Newton acknowledges that electric and alternative fuel vehicles will help reduce trucking’s carbon footprint, but says that additional innovations come from the IT world. “New monitoring and driver-management software provides businesses with data management and gathering tools that were never available before,” she says. “Telematics and GPS technology can help companies monitor their fleets and driver behavior, allowing them to identify unsustainable driving habits and route choices.”

Simple changes to business processes that help maximize the number of full truckloads can have a significant impact on emissions. For supply chain leaders that want to run more sustainable logistics operations both in and out of their facilities’ four walls, Blue & Green Tomorrow offers the following five steps to developing a more eco-friendly logistics operation:

  • Use GPS vehicle-tracking systems. If you own your own fleet, install vehicle GPS systems in your delivery vehicles to reduce fuel waste.
  • Reassess your use of diesel vehicles. Diesel delivery vehicles expel more carbon dioxide than their gasoline-fueled counterparts, which means they may be a less desirable option for the environment.
  • Switch up your packaging. Explore alternatives to plastic like plant-based, cardboard and recycled materials. Look for materials that can be used in-house and for delivery to customers, who increasingly prefer businesses that take a sustainable approach to their supply chain processes.
  • Review your energy usage. If usage is high, solar power and LED bulbs can be excellent ways to decrease your energy usage and save money. Skylights can also be installed in production and warehouse areas to let in more natural light.
  • Use technology instead of paper. Each year, about one billion trees are used to make paper, much of which goes into landfill. Strive to go paperless throughout your business operations. 

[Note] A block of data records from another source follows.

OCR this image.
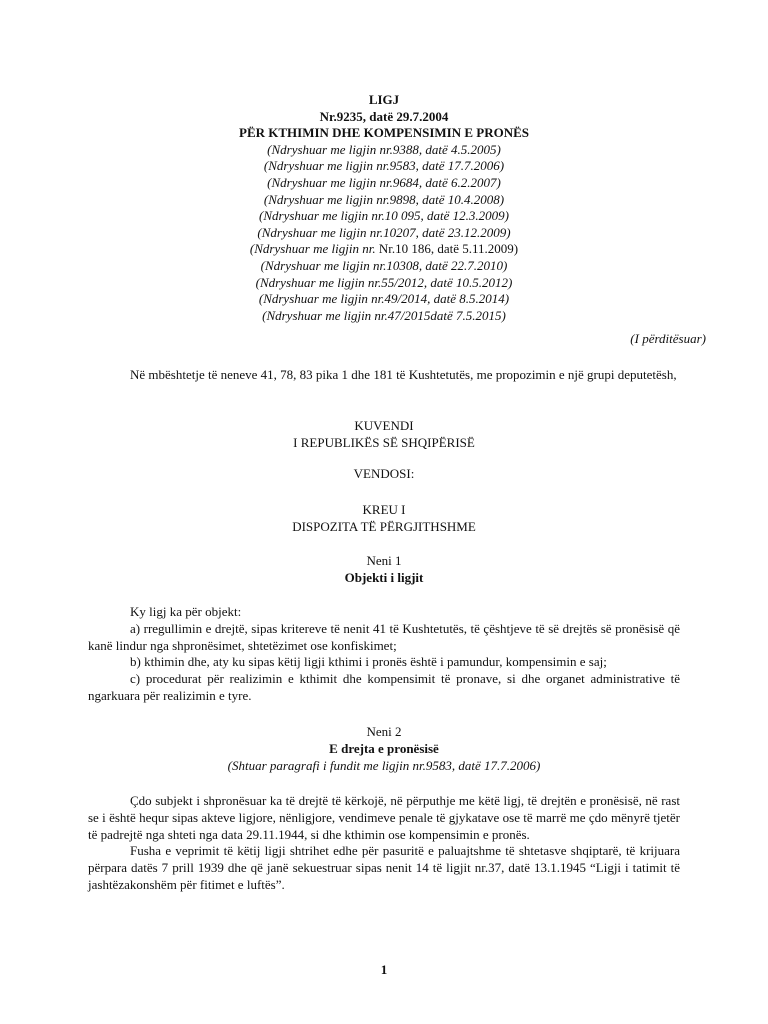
LIGJ
Nr.9235, datë 29.7.2004
PËR KTHIMIN DHE KOMPENSIMIN E PRONËS
(Ndryshuar me ligjin nr.9388, datë 4.5.2005)
(Ndryshuar me ligjin nr.9583, datë 17.7.2006)
(Ndryshuar me ligjin nr.9684, datë 6.2.2007)
(Ndryshuar me ligjin nr.9898, datë 10.4.2008)
(Ndryshuar me ligjin nr.10 095, datë 12.3.2009)
(Ndryshuar me ligjin nr.10207, datë 23.12.2009)
(Ndryshuar me ligjin nr. Nr.10 186, datë 5.11.2009)
(Ndryshuar me ligjin nr.10308, datë 22.7.2010)
(Ndryshuar me ligjin nr.55/2012, datë 10.5.2012)
(Ndryshuar me ligjin nr.49/2014, datë 8.5.2014)
(Ndryshuar me ligjin nr.47/2015datë 7.5.2015)
(I përditësuar)

Në mbështetje të neneve 41, 78, 83 pika 1 dhe 181 të Kushtetutës, me propozimin e një grupi deputetësh,

KUVENDI
I REPUBLIKËS SË SHQIPËRISË
VENDOSI:
KREU I
DISPOZITA TË PËRGJITHSHME
Neni 1
Objekti i ligjit

Ky ligj ka për objekt:

a) rregullimin e drejtë, sipas kritereve të nenit 41 të Kushtetutës, të çështjeve të së drejtës së pronësisë që kanë lindur nga shpronësimet, shtetëzimet ose konfiskimet;

b) kthimin dhe, aty ku sipas këtij ligji kthimi i pronës është i pamundur, kompensimin e saj;

c) procedurat për realizimin e kthimit dhe kompensimit të pronave, si dhe organet administrative të ngarkuara për realizimin e tyre.

Neni 2
E drejta e pronësisë
(Shtuar paragrafi i fundit me ligjin nr.9583, datë 17.7.2006)

Çdo subjekt i shpronësuar ka të drejtë të kërkojë, në përputhje me këtë ligj, të drejtën e pronësisë, në rast se i është hequr sipas akteve ligjore, nënligjore, vendimeve penale të gjykatave ose të marrë me çdo mënyrë tjetër të padrejtë nga shteti nga data 29.11.1944, si dhe kthimin ose kompensimin e pronës.

Fusha e veprimit të këtij ligji shtrihet edhe për pasuritë e paluajtshme të shtetasve shqiptarë, të krijuara përpara datës 7 prill 1939 dhe që janë sekuestruar sipas nenit 14 të ligjit nr.37, datë 13.1.1945 “Ligji i tatimit të jashtëzakonshëm për fitimet e luftës”.

1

The push to make modes of transportation more environmentally sustainable has been in full force for several years now. From electric cars to ships that use low-sulfur fuels to vehicles that automatically shut off when idling, the number of “green” initiatives has proliferated, along with the number of consumers who are demanding them.

The railcar industry is no exception. A bill introduced in the House of Representatives, the Freight RAILCAR Act of 2020, proposes a temporary 50% tax credit for purchasing new freight railcars or refurbishing existing ones that result in improving capacity or fuel by at least 8%.

Technology is a key element in meeting the demand for more sustainable supply chains. According to Oxford Economics, businesses today are seeing concrete benefits from the use of cloud, mobile and the internet of things, in the form of greater process efficiency and more informed decision-making.

In particular, a global control tower can enable improved sustainability in a number of ways:

  • Improved mode selection, by increasing visibility of modes with longer and more variable transit times.
  • Reduced empty miles, providing improved planning and visibility of orders, and enabling carriers to reduce deadhead miles by increasing opportunities for backhauls.
  • Increased load factors, by matching order information with available equipment and route capacity.
  • Operational fluidity, improving visibility and scheduling of yard and dock operations, resulting in a reduction in onsite movements and dwell time.
  • Reporting and monitoring, deploying dashboards and analytics for process management, continuous improvement, and celebration of successes in carbon-footprint reduction.

Ken Sherman is president of IntelliTrans.